İMKANSIZIN ŞARKISI - HARUKİ MURAKAMİ
Kasım 06, 2018
Merhaba :)
İlk kez Haruki Murakami'nin bir kitabını okudum.
Adını sürekli duyuyordum ama hiç öncelik vermemiştim.
Geçenlerde Sivas Şemsi Sivasi Kütüphanesinde kitaplara bakarken bu yazara rastladım.
Sisteme baktığımda 2 kitabı görünüyordu.
Tuhaf kütüphane adlı kitabı çocuk bölümüne koymuşlar, yetişkin bölümünde de bu kitap vardı.
Böylece bu kitabı aldım ve okudum. Bloğumu da yazısını yazmak istedim.
Arka kapağı ↓
Yazarla ilgili 2 düşünce oluştu kafamda.
1.'si yazarın dili gerçekten harika.
Laf kavatlığı yapmıyor. Hemen laf kavatlığını da açıklıyım :)
Bazı Türk yazarlarımız laflarını allayıp pullayarak farklı olmaya,
kitaplarını daha çok satmaya çalıyor.
Çoğu okurda yine aynı farklı olma çabasıyla bu laf kavatlarının ne dediklerini anlamadan bodozlama dalıyorlar. Anlamıyorlar çünkü laf kavatımız zaten bir şey anlatmıyor.
İki dakika sonra okuduğunuz asla aklınız da kalmıyor. Çünkü o kadar saçmalıyor ki farklı olacağım diye okuduğunuzu anlamıyorsunuz, kimseye anlatamıyorsunuz.
Resmen tek amacı kitabını satmak. Tabi ki her yazarın amacı aynı daha çok okunmak ama bunun da bir seviyesi olmalı. Sadelik her zaman iyidir.
Her neyse böyle yazarları tanımlamak için bulduğum terim ve açıklaması :)
Umarım ne demek istediğimi açıklayabilmişimdir.
Yazarla ilgili 2. düşüncem ise bu adam kesinlikle sapık !
Öyle olmayacak yerlerde müstehcenlik var ki artık yeter dedirtiyor.
Eğer böyle kitapları okumayı sevmiyorsanız okumayın.
Ama bizim millete de böyle denilince bu tarz kitaplar daha çok okunuyor.
Grinin elli tonu gibi. Müstehcen içerik barındırıyor deniliyor kitabı okumayan bir yeni doğmuş bebekler kalıyor. Çoluğun çocuğun elinde bu kitap.

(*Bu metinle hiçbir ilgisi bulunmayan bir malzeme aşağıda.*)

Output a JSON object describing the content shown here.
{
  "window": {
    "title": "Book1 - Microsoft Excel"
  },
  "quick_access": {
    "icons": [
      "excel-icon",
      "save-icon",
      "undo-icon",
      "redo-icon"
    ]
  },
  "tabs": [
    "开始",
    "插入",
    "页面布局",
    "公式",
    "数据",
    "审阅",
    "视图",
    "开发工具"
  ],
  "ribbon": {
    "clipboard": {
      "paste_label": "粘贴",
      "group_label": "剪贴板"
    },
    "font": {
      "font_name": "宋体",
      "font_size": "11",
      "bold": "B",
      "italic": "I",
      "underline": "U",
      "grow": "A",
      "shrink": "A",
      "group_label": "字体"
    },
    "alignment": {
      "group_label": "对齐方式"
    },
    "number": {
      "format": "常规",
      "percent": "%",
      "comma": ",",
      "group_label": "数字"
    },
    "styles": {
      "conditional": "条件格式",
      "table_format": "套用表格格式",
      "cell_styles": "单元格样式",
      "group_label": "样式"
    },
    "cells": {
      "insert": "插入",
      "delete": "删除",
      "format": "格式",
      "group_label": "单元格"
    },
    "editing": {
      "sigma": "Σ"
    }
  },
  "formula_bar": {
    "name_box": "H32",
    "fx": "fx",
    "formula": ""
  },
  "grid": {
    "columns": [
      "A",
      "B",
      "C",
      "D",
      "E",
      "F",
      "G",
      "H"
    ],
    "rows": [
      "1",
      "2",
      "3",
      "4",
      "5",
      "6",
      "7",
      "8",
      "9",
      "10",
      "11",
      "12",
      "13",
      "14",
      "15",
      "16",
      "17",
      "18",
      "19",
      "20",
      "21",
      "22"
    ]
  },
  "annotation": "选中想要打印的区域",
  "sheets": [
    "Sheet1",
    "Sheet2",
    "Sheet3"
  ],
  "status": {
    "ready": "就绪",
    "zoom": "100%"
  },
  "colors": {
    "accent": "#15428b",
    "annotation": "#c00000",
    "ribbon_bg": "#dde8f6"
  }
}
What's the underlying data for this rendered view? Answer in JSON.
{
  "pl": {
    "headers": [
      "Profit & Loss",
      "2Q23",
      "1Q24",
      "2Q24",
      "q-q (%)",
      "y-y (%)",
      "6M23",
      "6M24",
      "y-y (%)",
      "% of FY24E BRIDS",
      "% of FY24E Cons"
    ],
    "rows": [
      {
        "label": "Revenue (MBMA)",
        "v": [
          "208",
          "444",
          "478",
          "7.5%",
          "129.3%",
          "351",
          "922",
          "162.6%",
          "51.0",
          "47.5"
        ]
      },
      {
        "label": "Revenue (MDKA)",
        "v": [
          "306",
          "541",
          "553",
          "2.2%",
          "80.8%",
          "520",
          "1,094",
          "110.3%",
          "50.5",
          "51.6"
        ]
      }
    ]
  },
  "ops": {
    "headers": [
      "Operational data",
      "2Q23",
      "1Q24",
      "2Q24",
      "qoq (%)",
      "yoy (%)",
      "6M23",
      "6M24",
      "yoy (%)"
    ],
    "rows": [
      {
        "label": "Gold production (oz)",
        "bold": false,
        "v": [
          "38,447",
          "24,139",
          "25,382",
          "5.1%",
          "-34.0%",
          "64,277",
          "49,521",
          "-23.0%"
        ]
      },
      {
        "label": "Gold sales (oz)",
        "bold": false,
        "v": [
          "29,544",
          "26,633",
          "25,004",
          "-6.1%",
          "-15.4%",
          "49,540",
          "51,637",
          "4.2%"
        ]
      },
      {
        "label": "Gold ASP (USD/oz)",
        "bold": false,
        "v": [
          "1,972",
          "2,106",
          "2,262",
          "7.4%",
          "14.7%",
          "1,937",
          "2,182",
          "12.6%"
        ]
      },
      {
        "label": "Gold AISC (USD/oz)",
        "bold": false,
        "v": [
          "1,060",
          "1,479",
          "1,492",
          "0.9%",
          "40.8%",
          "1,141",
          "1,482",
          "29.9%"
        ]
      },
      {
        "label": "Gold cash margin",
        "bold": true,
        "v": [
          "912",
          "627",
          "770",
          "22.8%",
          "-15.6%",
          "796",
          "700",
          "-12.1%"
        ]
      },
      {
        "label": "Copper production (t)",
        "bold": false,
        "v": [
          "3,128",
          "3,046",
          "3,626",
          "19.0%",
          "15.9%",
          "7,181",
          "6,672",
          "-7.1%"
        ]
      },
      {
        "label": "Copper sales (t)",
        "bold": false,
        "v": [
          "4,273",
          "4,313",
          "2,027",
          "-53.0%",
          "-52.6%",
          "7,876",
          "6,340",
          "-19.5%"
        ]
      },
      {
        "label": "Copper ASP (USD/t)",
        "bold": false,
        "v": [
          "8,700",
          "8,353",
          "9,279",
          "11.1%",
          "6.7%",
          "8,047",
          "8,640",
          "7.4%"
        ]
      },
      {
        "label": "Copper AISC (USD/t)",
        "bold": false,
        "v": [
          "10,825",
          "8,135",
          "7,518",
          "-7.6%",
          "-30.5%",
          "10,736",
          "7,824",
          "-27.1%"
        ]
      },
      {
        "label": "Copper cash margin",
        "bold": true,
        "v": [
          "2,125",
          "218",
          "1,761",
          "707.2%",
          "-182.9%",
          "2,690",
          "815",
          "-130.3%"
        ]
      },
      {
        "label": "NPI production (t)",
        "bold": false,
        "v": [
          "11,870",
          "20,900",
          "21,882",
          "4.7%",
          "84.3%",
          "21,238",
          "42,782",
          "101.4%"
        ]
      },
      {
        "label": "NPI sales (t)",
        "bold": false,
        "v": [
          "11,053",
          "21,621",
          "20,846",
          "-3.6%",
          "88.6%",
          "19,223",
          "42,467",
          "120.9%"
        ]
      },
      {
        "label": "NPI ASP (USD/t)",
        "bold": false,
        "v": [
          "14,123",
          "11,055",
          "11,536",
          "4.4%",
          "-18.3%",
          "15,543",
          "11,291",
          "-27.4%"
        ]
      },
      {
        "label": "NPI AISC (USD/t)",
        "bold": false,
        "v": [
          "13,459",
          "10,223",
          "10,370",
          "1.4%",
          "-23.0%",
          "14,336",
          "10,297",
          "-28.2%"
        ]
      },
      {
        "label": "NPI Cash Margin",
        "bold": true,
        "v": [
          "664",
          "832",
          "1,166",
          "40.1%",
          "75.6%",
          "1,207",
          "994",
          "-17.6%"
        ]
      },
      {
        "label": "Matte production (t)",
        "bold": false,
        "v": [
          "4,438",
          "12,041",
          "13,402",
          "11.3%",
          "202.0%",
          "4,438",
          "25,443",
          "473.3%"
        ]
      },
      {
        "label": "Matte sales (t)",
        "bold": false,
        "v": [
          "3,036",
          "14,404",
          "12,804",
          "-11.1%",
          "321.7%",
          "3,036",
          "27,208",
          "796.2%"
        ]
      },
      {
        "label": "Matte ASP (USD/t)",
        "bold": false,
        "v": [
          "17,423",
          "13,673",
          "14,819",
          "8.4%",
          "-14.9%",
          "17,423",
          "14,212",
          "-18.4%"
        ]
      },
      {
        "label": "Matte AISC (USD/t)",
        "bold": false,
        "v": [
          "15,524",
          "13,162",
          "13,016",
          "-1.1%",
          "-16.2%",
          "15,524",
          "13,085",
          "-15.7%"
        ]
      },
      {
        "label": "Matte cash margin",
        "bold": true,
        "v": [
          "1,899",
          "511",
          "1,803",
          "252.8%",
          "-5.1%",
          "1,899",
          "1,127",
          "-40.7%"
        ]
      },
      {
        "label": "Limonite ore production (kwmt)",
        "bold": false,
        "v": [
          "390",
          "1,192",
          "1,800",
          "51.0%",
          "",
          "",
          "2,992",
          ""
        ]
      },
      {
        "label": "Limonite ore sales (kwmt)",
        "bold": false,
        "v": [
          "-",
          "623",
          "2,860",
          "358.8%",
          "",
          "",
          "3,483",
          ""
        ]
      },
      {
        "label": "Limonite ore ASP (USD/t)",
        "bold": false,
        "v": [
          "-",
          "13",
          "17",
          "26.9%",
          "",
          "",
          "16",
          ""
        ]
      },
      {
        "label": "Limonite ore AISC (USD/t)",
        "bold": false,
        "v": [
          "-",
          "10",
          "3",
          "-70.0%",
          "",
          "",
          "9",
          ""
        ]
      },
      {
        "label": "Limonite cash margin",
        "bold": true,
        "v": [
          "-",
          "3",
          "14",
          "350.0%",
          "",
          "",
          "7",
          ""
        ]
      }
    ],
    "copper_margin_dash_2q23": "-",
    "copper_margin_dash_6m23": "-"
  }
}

Şimdi bu kitap da bu işe dönmesin valla :D
Haruki Murakami aşırı betimleme yapan bir yazar.
Yani bunu bu kitap için rahatlıkla söyleyebilirim.
Bu hem olumlu hem de olumsuz bir durum bu benim için.
Bir yere kadar iyi, olayların içine girebiliyorsunuz, aynı mekanlarda bulunmuş gibi oluyorsunuz.
Ancak kitap ilerledikçe aşırı ayrıntılı anlatıldığı için de sıkılmaya başlıyorsunuz.
Ben 200. sayfadan sonra sıkılmaya başladım mesela.
Aşırı betimleme okuduğunuz için de sanki kitap da yıllar geçmiş, karakterler büyümüş gibi geliyor.
En sevdiğim karakterler Nagasava ve Midori oldu.
İkisininde kafaları harika :)
Benim bu kitap ve yazarıyla ilgili düşüncelerim bu şekilde.
Yazımı okuduğunuz için teşekkürler.
Umarım faydalı bir yazı olmuştur.
İnsan ararsa her zaman bazı olumsuzluklar bulabilir.
Ölüm, yaşamın karşıtı olarak değil parçası olarak vardır.
- Benden çok daha tutkulu bir okurdu, ama sadece 30 yıl önce ölmüş olan yazarları okumak gibi bir ilkesi vardı. ''Ancak böyle bir kitaba güvenebilirim.'' derdi. ''Çağdaş edebiyata güvenim yok demiyorum. Ama değerli vaktimi de zamanın vaftiz etmediği eserleri okuyarak ziyan etmek istemem. Hayat yeterince kısa.''
- Çünkü herkesle aynı şeyleri okuyunca, ister istemez herkes gibi düşünürsün.
Bu, kaba ve zevksiz insanların dünyasıdır. Ciddi insanlar böyle şeylere zaman harcamaya utanır.